I genitori di Rachel hanno un solo desiderio: che venga svolta un’indagine accurata e indipendente sulla morte di loro figlia. Per questo nel 2005 avevano presentato ricorso contro lo stato di Israele alla Corte di Haifa; a loro parere, l’indagine militare condotta nel 2003 e conclusa sbrigativamente al fine che nessuna responsabilità potesse essere imputata all’esercito israeliano non era accettabile.

Dello stesso parere sono peraltro tutte le organizzazioni per i diritti umani, nonché l’ambasciatore americano in Israele, il quale, relazionando nel maggio 2011 al comitato per gli affari esteri americano, ha dichiarato: “Per sette anni abbiamo fatto pressione sul governo di Israele ai piú alti livelli perché conducessero una indagine accurata, trasparente e credibile sulle circostanze della sua (di Rachel Corrie) morte. Il governo di Israele ha risposto che considera il caso chiuso e che non ha intenzione di riaprire una indagine sull’incidente”.
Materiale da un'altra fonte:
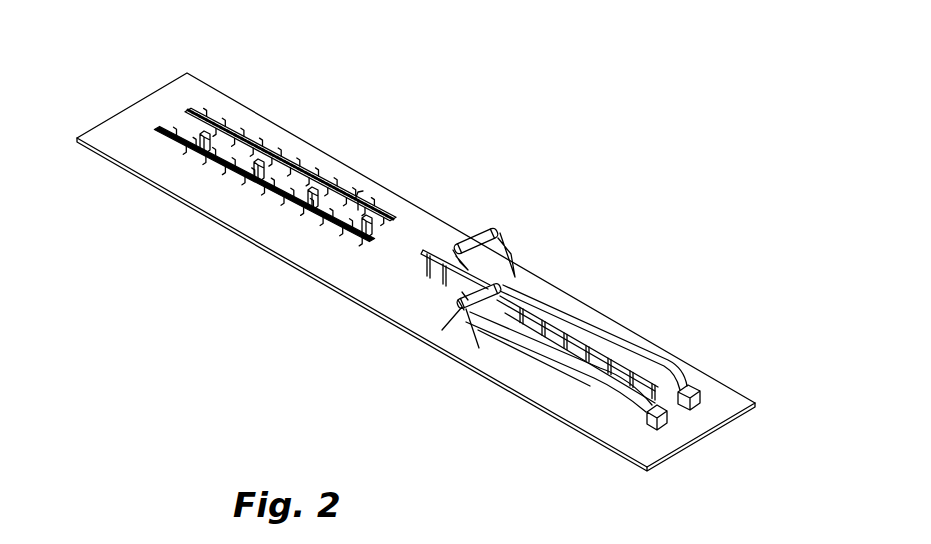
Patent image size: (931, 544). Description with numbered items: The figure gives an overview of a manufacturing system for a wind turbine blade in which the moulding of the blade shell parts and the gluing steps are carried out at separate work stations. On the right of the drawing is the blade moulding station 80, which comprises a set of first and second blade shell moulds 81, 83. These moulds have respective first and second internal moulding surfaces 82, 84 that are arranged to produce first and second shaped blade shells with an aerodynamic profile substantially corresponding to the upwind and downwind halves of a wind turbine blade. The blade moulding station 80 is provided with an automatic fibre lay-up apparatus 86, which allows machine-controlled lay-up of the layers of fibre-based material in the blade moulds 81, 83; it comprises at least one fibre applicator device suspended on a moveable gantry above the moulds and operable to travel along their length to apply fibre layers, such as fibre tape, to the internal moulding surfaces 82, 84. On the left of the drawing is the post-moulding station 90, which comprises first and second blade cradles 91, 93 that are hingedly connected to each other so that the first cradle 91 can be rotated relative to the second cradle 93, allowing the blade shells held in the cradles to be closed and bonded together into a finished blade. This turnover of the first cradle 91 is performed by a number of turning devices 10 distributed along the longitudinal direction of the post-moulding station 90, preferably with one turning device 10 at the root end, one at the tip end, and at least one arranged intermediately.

The turning device 10 is at (223, 127).
The blade moulding station 80 is at (688, 299).
The first blade shell mould 81 is at (562, 382).
The first internal moulding surface 82 is at (660, 418).
The second blade shell mould 83 is at (673, 356).
The second internal moulding surface 84 is at (700, 397).
The automatic fibre lay-up apparatus 86 is at (484, 230).
The post-moulding station 90 is at (377, 113).
The first blade cradle 91 is at (307, 220).
The second blade cradle 93 is at (357, 198).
Il giudice Oded Gershon, presidente del collegio nel tribunale di Haifa, ha tuttavia avallato la decisione dell’esercito di non procedere con alcuna indagine penale nei confronti del soldato che guidava il bulldozer che ha ucciso Rachel Corrie, ed inoltre non ha riscontrato alcuna negligenza in tal senso da parte dello stato israeliano.

Per chi conosce bene la realtà della giustizia militare israeliana viene da dire ‘tutto come da copione’. La mancata apertura di un’indagine accurata e indipendente sulla morte di questa giovane attivista americana va solo ad aggiungersi alle centinaia, migliaia, di mancate indagini aperte nei confronti di civili uccisi come vittime collaterali di questo conflitto. Come riportato da B’tselem, la piú importante organizzazione israeliana per i diritti umani, in dieci anni solo il 3% dei casi in cui è stata chiesta l’apertura di un’indagine per l’uccisione di palestinesi da parte di soldati israeliani ha originato un’indagine penale.